Após seis meses de escavação sistemática, vários contextos arqueológicos foram identificados: desde quebras propositais e destruições de ossos, através do uso de cremação de partes de cadáveres, a dispersão de ossos no subsolo e, finalmente no dia 26 de abril de 2017 encontramos um conjunto de mandíbula e maxilares aparentemente íntegros com vértebras cervicais associadas e visíveis. Que posteriormente viriam a revelar o esqueleto inteiro.
O achado de Bakhita é extremamente importante por motivos científicos e sociais. Apesar de frágil, o esqueleto pode revelar condições de saúde e stress físico que essa jovem africana foi submetida em sua curta vida. Pela primeira vez poderá se dar voz a um Preto Novo, neste caso, a uma jovem preta nova e entender melhor as condições degradantes que os cativos africanos foram submetidos no Brasil dos séculos XVIII e XIX. Enfim, Bakhita poderá ter parte da sua história contada, através dela mesma, graças aos avanços da Ciência.
A pesquisa é coordenada pelo Arqueólogo e professor de História Reinaldo Bernardes Tavares (Museu Nacional – UFRJ / IPN) e tem como um dos pontos centrais entender quais foram os impactos que as construções de casas unifamiliares, construídas na segunda metade do século XIX, que ainda estão sobre o sítio arqueológico. A pesquisa também procura entender como era a prática das inumações (enterros) no Cemitério dos Pretos Novos e das condições de trabalho dos escravos encarregados desse ofício.
OUTROS CEMITÉRIOS
Cemitério de Santa Rita – Rio de Janeiro
Curiosamente não há nenhum destaque para a existência de um Cemitério de Pretos Novos no entorno daquela igreja, até 1769, quando foi transferido para onde se localiza atualmente o sítio arqueológico do Cemitério dos Pretos Novos.

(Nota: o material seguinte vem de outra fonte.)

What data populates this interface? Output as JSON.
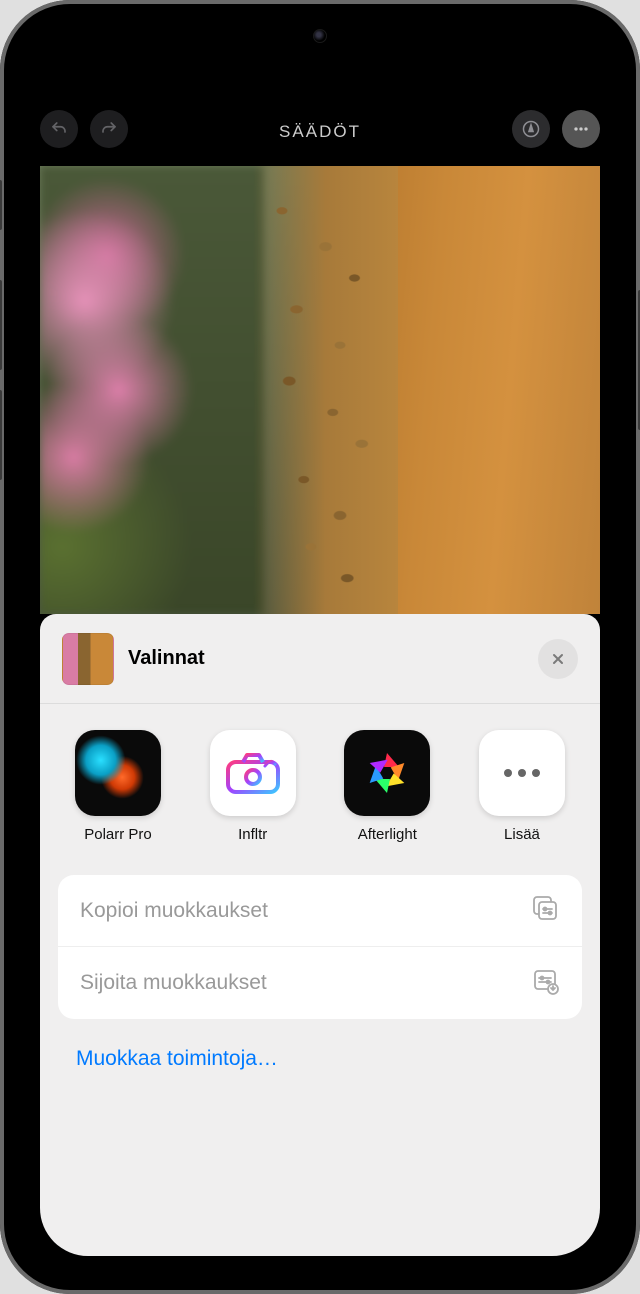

Cemitério da Santa Casa de Misericórdia – Rio de Janeiro
Ao contrário da Santa Casa de Misericórdia de Salvador – Bahia, a Santa Casa do Rio de Janeiro preservou escassa documentação sobre o sepultamento dos africanos escravizados e seus descendentes. Alguns estudos e pesquisas foram realizados a respeito, tentando remontar as condições que aqueles indivíduos eram enterrados.
Cemitério de membros da Irmandade de S. Elesbão e Sta. Efigênia e de escravizados – Rio de Janeiro
Este cemitério existiu de 1745 até 1850, quando o Visconde de Monte-Alegre, então Conselheiro Chefe de Polícia, resolveu suspender os enterros nas igrejas e nos cemitérios contíguos às mesmas. Assim, os escravos passaram a ser sepultados nos cemitérios da Ordem 3.ª de São Francisco de Paula, em Catumbi e no da praia do Caju.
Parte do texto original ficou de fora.